In the 35 years before his death, Withers became somewhat of a mythical figure. There were always artists whose work required comparison: Anthony Hamilton immediately came to mind, as did John Legend, and more recently José James, who recorded a tribute album to Withers. There is not an oldies radio station in the country that does not find several opportunities to play these successes of Bill Withers, including “Lovely Day”, which was featured in Roll Bounce. In recent years, Withers’ “Grandma’s Hands” has been featured in films like The best of enemies and TV series like Ballers and Atlanta. “Use Me” appears in the Oscar-winning film american beauty, as good as Any Sunday and Presenter: The legend of Ron Burgundy. There are so many examples of how Hollywood went to Withers to evoke both a historic moment and an emotional depth.
Hip-hop has also extracted the catalog of Withers, including Kanye West, whose “Roses” is a riff on “Rosie”, a song that has been left out with Withers. Menagerieand Dr. Dre, who sampled “Grandma’s Hands” from “No Diggity” by Blackstreet. And of course, there are a lot of covers of Withers music, including “Lean on Me”, a pop hit for Club Nouveau in 1986, and “Who Is He (And What Is He to You)? “,” Which was covered by Gladys Knight and the Pips, Creative Source and Meshell Ndegeocello.
My most lasting memory of Withers’ music is actually a memory of my father. It was a rainy summer afternoon in the mid-1970s, and I know it was a Sunday because my father worked six days a week. While I was sitting on the living room floor, my father sat in the dark on the couch – a glass of black liquor nearby – and listened to Bill Withers. Live at Carnegie Hall. The album was recorded in October 1972, just after the release of Always BillThe second single from “Use Me”, released as a double album in the spring of 1973. I hardly remember hearing the album that day, except with Withers telling the public how the percussionist Bobbye Hall reminded him of his grandmother .

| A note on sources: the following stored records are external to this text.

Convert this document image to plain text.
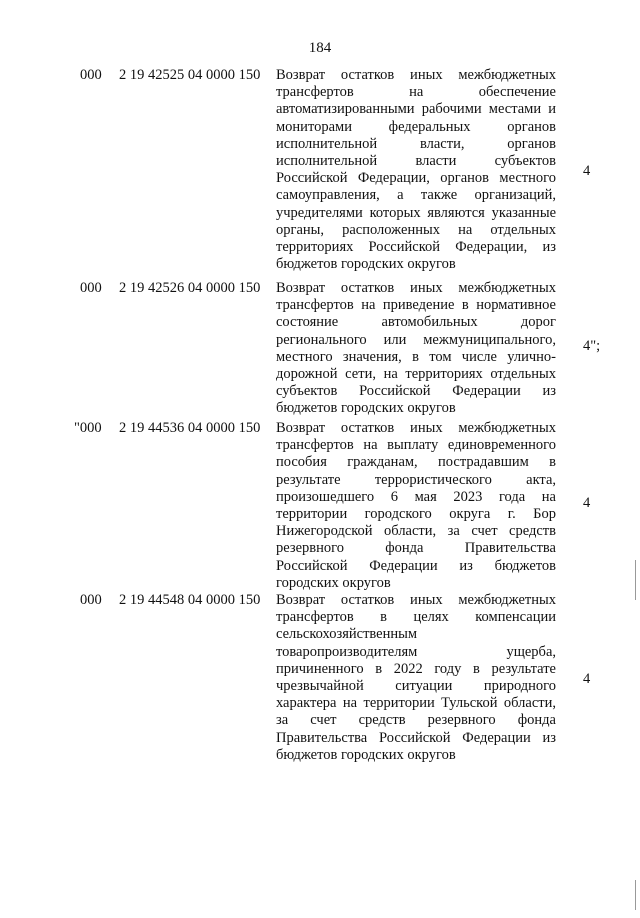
184
000 2 19 42525 04 0000 150 Возврат остатков иных межбюджетных
трансфертов на обеспечение
автоматизированными рабочими местами и
мониторами федеральных органов
исполнительной власти, органов
исполнительной власти субъектов
Российской Федерации, органов местного
самоуправления, а также организаций,
учредителями которых являются указанные
органы, расположенных на отдельных
территориях Российской Федерации, из
бюджетов городских округов
4
000 2 19 42526 04 0000 150 Возврат остатков иных межбюджетных
трансфертов на приведение в нормативное
состояние автомобильных дорог
регионального или межмуниципального,
местного значения, в том числе улично-
дорожной сети, на территориях отдельных
субъектов Российской Федерации из
бюджетов городских округов
4";
"000 2 19 44536 04 0000 150 Возврат остатков иных межбюджетных
трансфертов на выплату единовременного
пособия гражданам, пострадавшим в
результате террористического акта,
произошедшего 6 мая 2023 года на
территории городского округа г. Бор
Нижегородской области, за счет средств
резервного фонда Правительства
Российской Федерации из бюджетов
городских округов
4
000 2 19 44548 04 0000 150 Возврат остатков иных межбюджетных
трансфертов в целях компенсации
сельскохозяйственным
товаропроизводителям ущерба,
причиненного в 2022 году в результате
чрезвычайной ситуации природного
характера на территории Тульской области,
за счет средств резервного фонда
Правительства Российской Федерации из
бюджетов городских округов
4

Years later, I came back to this album, listening to Withers’ brilliant anti-war anthem, “I Can’t Write Left-Left”; “Leave me in your life,” which Aretha Franklin covered later that year; and the closest, which combined Withers’ own “Harlem” with the “Cold Bologna” of the Isley Brothers. I realized that Bill Withers wrote songs for people, often black people, who weren’t so in love with transcending pain in their lives that they just found a moment or two to experience pain, like my father that day on the couch. Bill Withers’ music gave people the right to control their pain, and therefore to have the joy that came with dawn.
Mark Anthony Neal is James B. Duke Professor of African and African American Studies at Duke University and author of several books, including In Search of Leroy: Illegible Black Masculinities and the next Black mayflies: the challenge and the crisis of the musical archives.